Where Technology Meets Law
Blockchain tokens are regulated differently depending on the county of issuance and who tokens are sold to. The U.S. has the strictest regulation. Under the U.S. law, tokens can be considered securities. In such case, the issuance, sale, and subsequent resale of these tokens could be significantly restricted.

Other products offered by the crypto and DeFi companies such as coins, investment accounts, etc. can also fall under the U.S. securities law regulation if they meet a securities definition.

Under the U.S. securities law, securities include shares, stocks, notes, bonds, debentures, certificates of interest or participation in profit-sharing agreements, preorganization certificates or subscriptions, and investment contracts. While some types of securities are specifically defined, an investment contract does not have a statutory definition and can be determined by the Courts. 

The Howey Test is one of the most commonly used tests by the SEC and the U.S. Courts to analyze whether a token constitutes an investment contract and, as a result, a security.

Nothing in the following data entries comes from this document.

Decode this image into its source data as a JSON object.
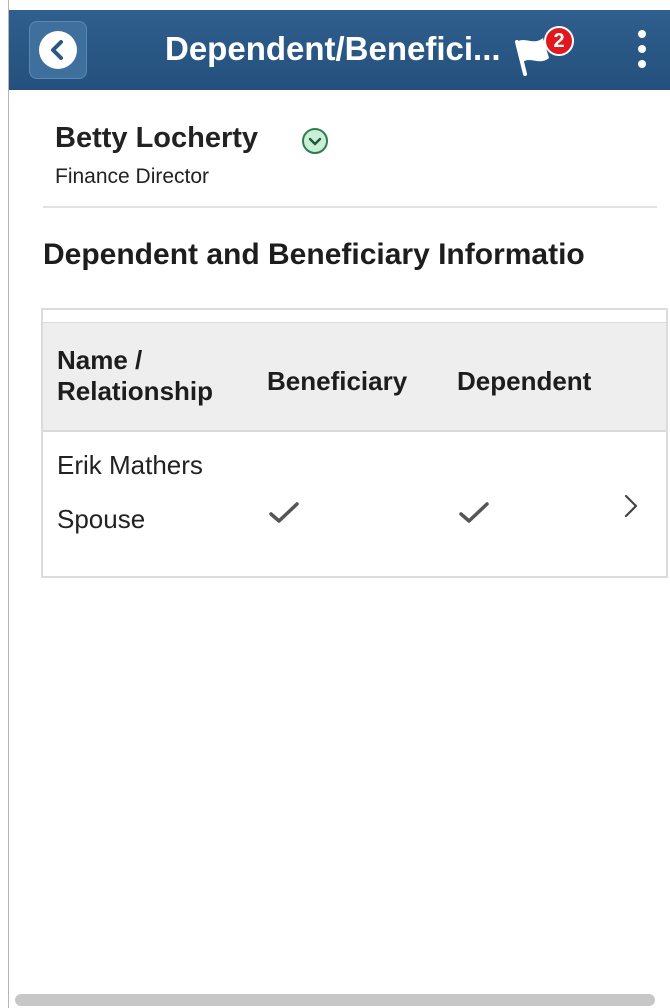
{
  "header": {
    "title": "Dependent/Benefici...",
    "notification_count": "2",
    "back_icon": "chevron-left-icon",
    "flag_icon": "flag-icon",
    "menu_icon": "kebab-menu-icon",
    "bar_color": "#2a5885"
  },
  "person": {
    "name": "Betty Locherty",
    "title": "Finance Director",
    "related_icon": "chevron-down-circle-icon"
  },
  "section": {
    "title": "Dependent and Beneficiary Informatio"
  },
  "table": {
    "columns": {
      "name_line1": "Name /",
      "name_line2": "Relationship",
      "beneficiary": "Beneficiary",
      "dependent": "Dependent"
    },
    "rows": [
      {
        "name": "Erik Mathers",
        "relationship": "Spouse",
        "beneficiary": true,
        "dependent": true
      }
    ]
  }
}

An investment of money, which is broadly defined and includes any consideration with value,


Into the common enterprise, which is further defined by different courts as a vertical and/or horizontal commonality of risks and profits among investors in some proportion


With the expectation of profits, which is also broadly defined as any form of capital appreciation, cash return on investment or other earnings such as dividends and interest


Solely from the efforts of the promoter or a third party, whose actions must play a significant role in the success of the business



Each State also has its own securities law, which has to be taken into an account, when selling tokens or other products resembling investment contracts to the residents of these States.